As similarly in the classical multiplier³², our proposed method for the prime factorization can be scaled up by adding MUs (see “Concept of scalable factorization circuit” in the “Supplementary Note”). Supplementary Fig. S12 shows JSIM analysis in a case of factorization of “6” with the 4-bit factorization circuit, where the Hamiltonian shown in Fig. 1d is implemented. Two candidates in true combinations of M = (X₂ X₁)₍₂₎ and N = (Y₂ Y₁)₍₂₎ are obtained with success probability above 80%. Note that this result corresponds to success probability in the MU solely as shown in Fig. 2c–f. This suggests that a scalable factorization system could be built.
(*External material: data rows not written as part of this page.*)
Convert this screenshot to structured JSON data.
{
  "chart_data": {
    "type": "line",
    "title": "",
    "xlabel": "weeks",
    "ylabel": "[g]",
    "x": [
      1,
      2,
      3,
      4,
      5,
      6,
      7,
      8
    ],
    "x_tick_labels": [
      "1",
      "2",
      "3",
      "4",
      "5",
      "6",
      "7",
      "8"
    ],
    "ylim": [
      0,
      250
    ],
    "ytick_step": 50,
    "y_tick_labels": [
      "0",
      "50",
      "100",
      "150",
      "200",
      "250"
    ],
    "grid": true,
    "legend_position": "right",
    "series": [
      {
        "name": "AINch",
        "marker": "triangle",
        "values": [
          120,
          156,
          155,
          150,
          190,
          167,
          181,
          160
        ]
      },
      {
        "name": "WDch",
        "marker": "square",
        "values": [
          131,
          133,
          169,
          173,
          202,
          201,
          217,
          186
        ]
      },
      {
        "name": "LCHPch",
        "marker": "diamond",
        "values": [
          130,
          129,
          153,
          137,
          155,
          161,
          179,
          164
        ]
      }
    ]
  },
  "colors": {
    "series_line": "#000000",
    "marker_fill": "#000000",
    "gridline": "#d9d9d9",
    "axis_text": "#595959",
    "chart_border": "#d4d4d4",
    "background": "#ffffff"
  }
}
We have fabricated an MU with a success probability above 80% for factorization. The MU is robust for factorization because we can tune the conditions via the offset current. The functionality is easily expandable by adding extra MUs. We believe that these results contribute to conventional computing as well as quantum computing because our approach provides an alternative method for solving prime factorization.

Methods

Superconducting flux qubit

The qubits used in this experiment are superconducting compound Josephson junction rf-SQUID flux qubits, which is a similar configuration to that described by Harris et al.^17,18. We fabricate a QA circuit using a process that creates four Nb layers and a Josephson junction with a critical current density of 1 μA/μm². Though single Josephson junction with size of 0.3 μm² is fabricated, size controllability has not been established. In order to create a stable structure for the qubit, we adopted the Josephson junction with size of 6.25 μm² for the superconducting quantum circuit. In MU2, heat treatment at 220 °C is applied after the fabrication to reduce I_c of the Josephson junction. Because the qubit is composed of two superconducting loops, consisting of a large loop and an inserted small loop with the Josephson junctions, there are two flux degrees of freedom, which are controlled by eternal flux biases Φ₂ and Φ₁. The rf-SQUID has two bistable states with persistent current flowing clockwise or counterclockwise through the large loop when Φ₁ of Φ₀/2 (Φ₀ is the flux quantum) is applied. These two states correspond to logical 1 and 0 states in the qubit. Measurement details are described in “Experimental configuration” of the “Supplementary Methods”.

Design of the MU

Inductances (L) and mutual inductances (M) are extracted from the layout of the superconducting quantum circuit using InductEX³⁶. In the qubit, a bistable energy state can be achieved by coordinating the value of a dimensionless factor, β_L = 2πLI_c/Φ₀. MU is composed of six superconducting flux qubits, which have all-to-all connectivity. The two types of MU consist of the same superconducting circuits (L = 287.2 ± 8.0 pH) with different I_c, depending on whether they are thermally annealed at 220 °C.

JSIM analysis

The MU circuit model is constructed and analyzed by a JSIM³⁵. L and M parameters extracted from the MU layout are used in the circuit model. Owing to the time constraint, T_a settled in 1 μs. The noise current, which reproduces the probability of the qubit state transition in the 10 mK experiment at T_a = 100 μs, is used. Each multiplication and factorization performed by individual α is performed with 100 iterations.